Yasanın yürütülmesi ve yasaya bağlı yaşam en üst kademede, yani kağanda başlıyordu. Bu şekilde Cengiz Han, yasanın her bir bireye ve hatta egemen kişiye üstünlüğünü ilan etmiş oluyordu. Hükümran konumundaki kişiyi de yasaya tabi kılarak, o zamana kadar hiçbir medeniyetin yapmadığı bir şeyi yapmıştı. Cengiz Han, birçok mede­niyetin tersine -özellikle de monarşinin yasadan üstün tutulduğu Batı Avrupa’nın- anayasaya uymaktan ve onu korumaktan herhangi bir birey kadar, baştaki yöneticinin de sorumlu olduğunu göstermişti. Kendinden sonra gelenler bu yasayı sadece elli yıl daha koruyabildi ve sonra yürürlükten kaldırıldı.
 
Bu bozkırlar, Müslüman tüccarlar ve Hıristiyan rahipler vasıtasıyla yüzyıllar önce yazı ile tanışmış olmasına rağmen, yerel halktan pek azı okuma yazma biliyordu. Hatta Tatar, Nayman ve Kereyit kavimle­rinin âlimleri bile okuma yazma öğrenmemişti. Bilindiği kadarıyla Moğollardan hiçbiri okuma yazma bilmiyordu. Cengiz Han 1204 yılında Nayman'ı fethettiğinde, Tayang Han'ın yanında duyuruları­nı yazan ve sonra da resmi devlet mührüyle bu duyuruları mühürleyen bir kâtip bulundurduğunu görmüştü.
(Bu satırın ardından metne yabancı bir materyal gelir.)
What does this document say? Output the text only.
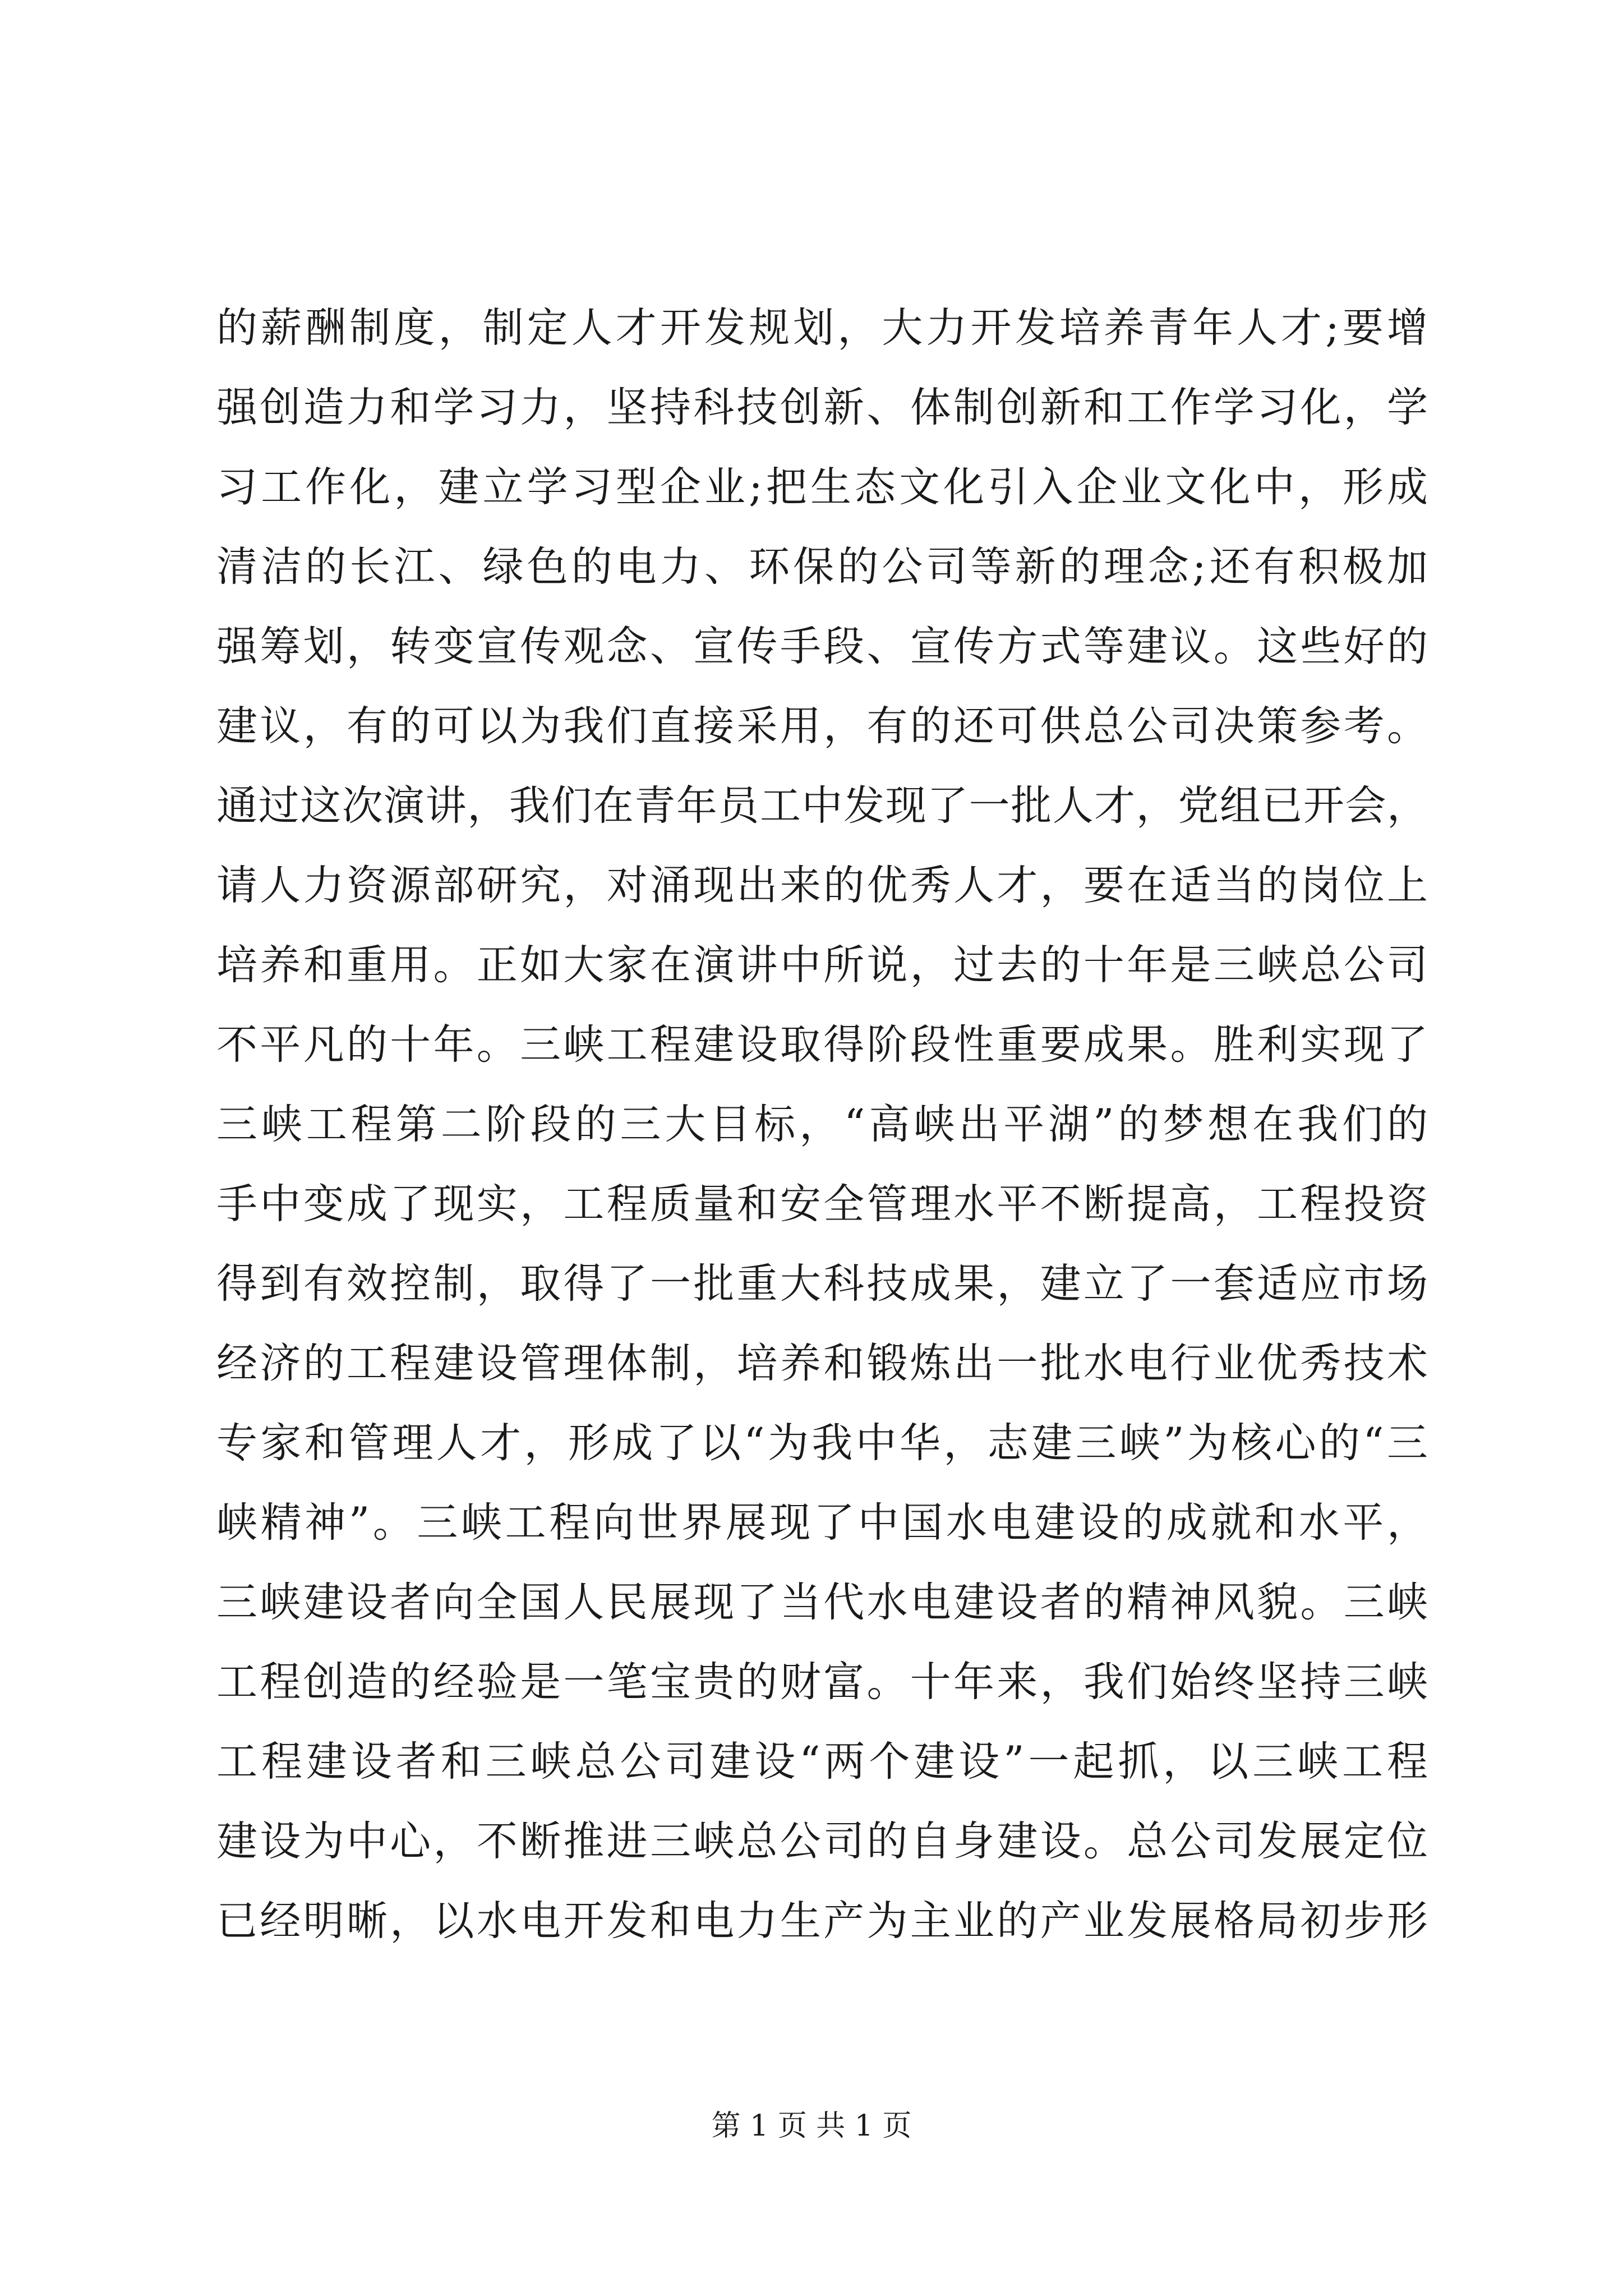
的薪酬制度，制定人才开发规划，大力开发培养青年人才;要增
强创造力和学习力，坚持科技创新、体制创新和工作学习化，学
习工作化，建立学习型企业;把生态文化引入企业文化中，形成
清洁的长江、绿色的电力、环保的公司等新的理念;还有积极加
强筹划，转变宣传观念、宣传手段、宣传方式等建议。这些好的
建议，有的可以为我们直接采用，有的还可供总公司决策参考。
通过这次演讲，我们在青年员工中发现了一批人才，党组已开会，
请人力资源部研究，对涌现出来的优秀人才，要在适当的岗位上
培养和重用。正如大家在演讲中所说，过去的十年是三峡总公司
不平凡的十年。三峡工程建设取得阶段性重要成果。胜利实现了
三峡工程第二阶段的三大目标，“高峡出平湖”的梦想在我们的
手中变成了现实，工程质量和安全管理水平不断提高，工程投资
得到有效控制，取得了一批重大科技成果，建立了一套适应市场
经济的工程建设管理体制，培养和锻炼出一批水电行业优秀技术
专家和管理人才，形成了以“为我中华，志建三峡”为核心的“三
峡精神”。三峡工程向世界展现了中国水电建设的成就和水平，
三峡建设者向全国人民展现了当代水电建设者的精神风貌。三峡
工程创造的经验是一笔宝贵的财富。十年来，我们始终坚持三峡
工程建设者和三峡总公司建设“两个建设”一起抓，以三峡工程
建设为中心，不断推进三峡总公司的自身建设。总公司发展定位
已经明晰，以水电开发和电力生产为主业的产业发展格局初步形
第 1 页 共 1 页
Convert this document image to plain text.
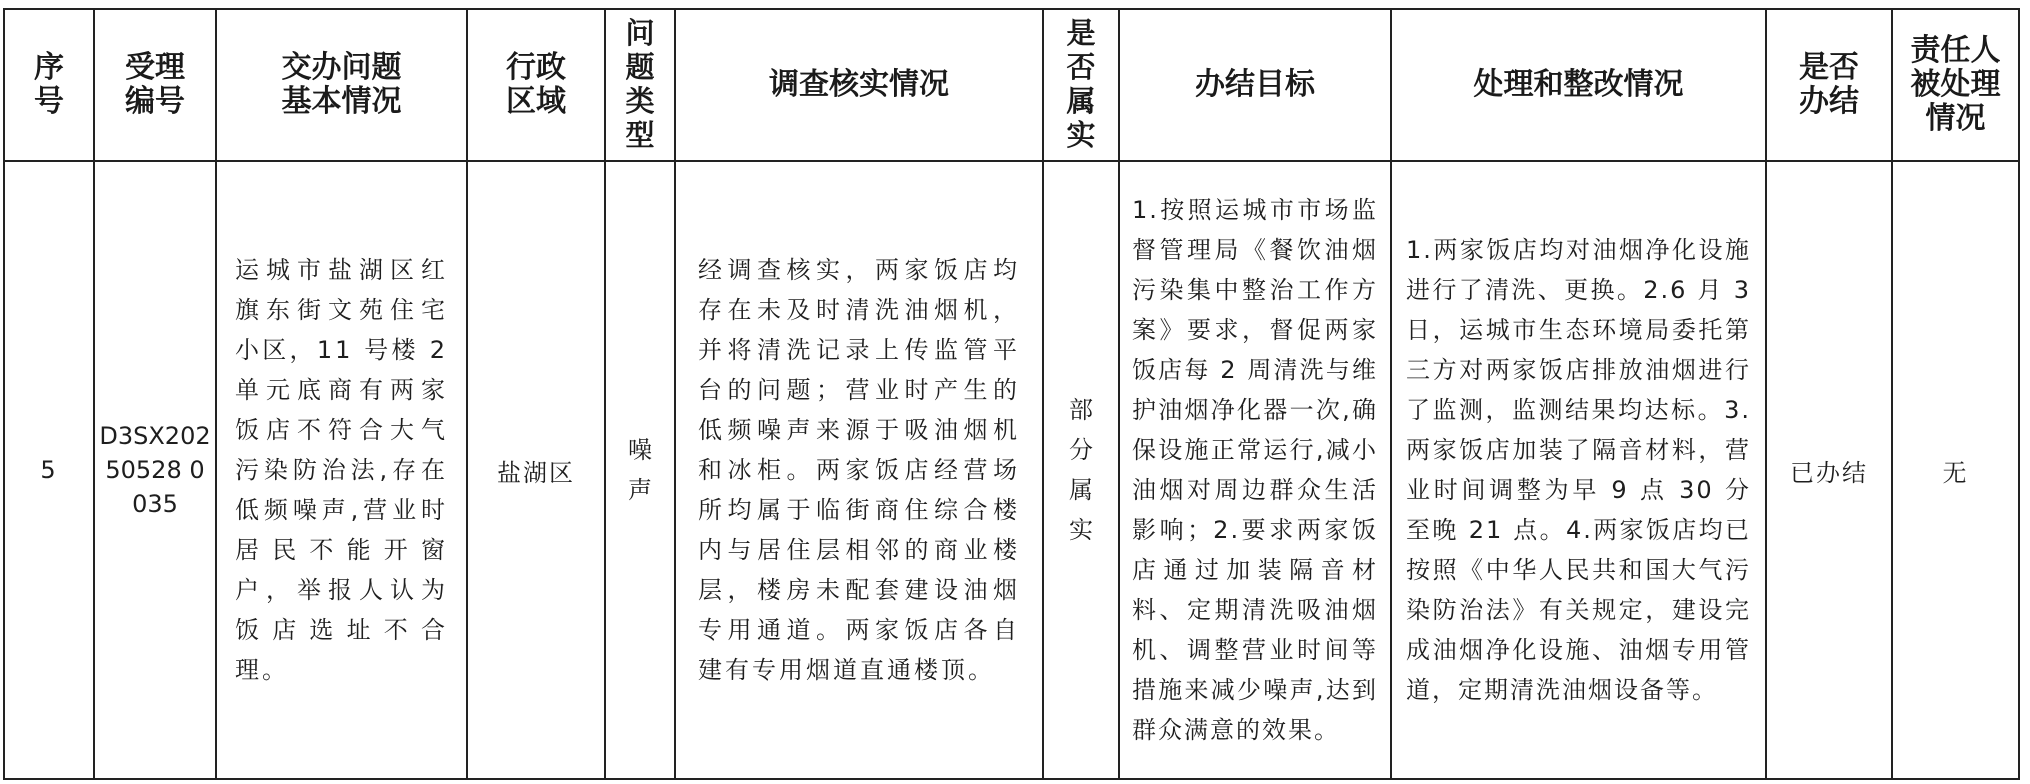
序号	受理编号	交办问题基本情况	行政区域	问题类型	调查核实情况	是否属实	办结目标	处理和整改情况	是否办结	责任人被处理情况
5	D3SX20250528 0035	运城市盐湖区红旗东街文苑住宅小区，11 号楼 2 单元底商有两家饭店不符合大气污染防治法,存在低频噪声,营业时居民不能开窗户，举报人认为饭店选址不合理。	盐湖区	噪声	经调查核实，两家饭店均存在未及时清洗油烟机，并将清洗记录上传监管平台的问题；营业时产生的低频噪声来源于吸油烟机和冰柜。两家饭店经营场所均属于临街商住综合楼内与居住层相邻的商业楼层，楼房未配套建设油烟专用通道。两家饭店各自建有专用烟道直通楼顶。	部分属实	1.按照运城市市场监督管理局《餐饮油烟污染集中整治工作方案》要求，督促两家饭店每 2 周清洗与维护油烟净化器一次,确保设施正常运行,减小油烟对周边群众生活影响；2.要求两家饭店通过加装隔音材料、定期清洗吸油烟机、调整营业时间等措施来减少噪声,达到群众满意的效果。	1.两家饭店均对油烟净化设施进行了清洗、更换。2.6 月 3 日，运城市生态环境局委托第三方对两家饭店排放油烟进行了监测，监测结果均达标。3.两家饭店加装了隔音材料，营业时间调整为早 9 点 30 分至晚 21 点。4.两家饭店均已按照《中华人民共和国大气污染防治法》有关规定，建设完成油烟净化设施、油烟专用管道，定期清洗油烟设备等。	已办结	无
Bu yüzden Cengiz Han imparatorluğu yönetebilmek ve özellikle birçok yeni yasa ve düzenlemeyi hâkimiyeti altındaki bu büyük ülkenin her tarafına bildirebilmek için bir yazı sistemi benimsenmesini emretti.
 
Cengiz Han çıkardığı yasaları takip edebilmek için, bozkırlarda bulduğu altın küpeli ve hızmalı manevi kardeşi Şigi-Kütagü'yü kritik bir pozisyona getirdi ve onu hâkim yaptı. Kütagü'nün görevi, "hırsızları cezalandırmak ve yalanları ortaya çıkarmak" olduğu kadar, Cengiz Han'ın verdiği kararları kutsal gökyüzünün rengi olan mavi renkle ciltlenmiş beyaz kâğıt üzerine kaydetmekti.
 
Cengiz Han bu devasa ülkedeki örgütlenme içerisinde bağlılığı sağlamak için eski bir siyasi geleneği tekrar canlandırdı. Buna göre, bin kişilik ve on bin kişilik her bir birimin komutanından, kendi oğullarını ve oğullarının en iyi arkadaşlarını kendisine yollamalarını istedi. Bu kişiler de kendi onar bin kişilik ordularını kuracaklardı. Böylece Cengiz Han bir suç işlediklerinde akrabalarını öldürmekle tehdit etmek yerine, çok daha etkili bir strateji geliştirmiş oldu; rehin olabilecek kişileri yöneticiler yaptı ve bunları devlet içinde etkin olmayan veya sadakatsiz kişilerin yerini hemen alabilecek kişi­ler olarak tuttu. Böylesine potansiyel bir değiştirme sistemi, savaşta sadakatin korunması için akrabanın öldürülmesi tehdidinden çok daha etkili bir sistemdi. Cengiz Han böylece rehin sistemini değiş­tirdi ve rehin olabilecek kişileri devletin parçası haline getirdi. Böylece her bir ailenin hükümetle doğrudan ve kişisel bir ilişkisi olmuş oluyordu.
 
Özetle Fatih Sultan Mehmet İstanbul’u fethedene kadar, bütün İslam dünyası, Türk dünyası, bugünkü Rusya, Çin ve Hindistan’da geçerli olan Cengiz Han Yasaları şunlardır:
 
1. Kâinatın yaratıcısı tek Tanrı'dır bu Tanrı'ya tapılacaktır.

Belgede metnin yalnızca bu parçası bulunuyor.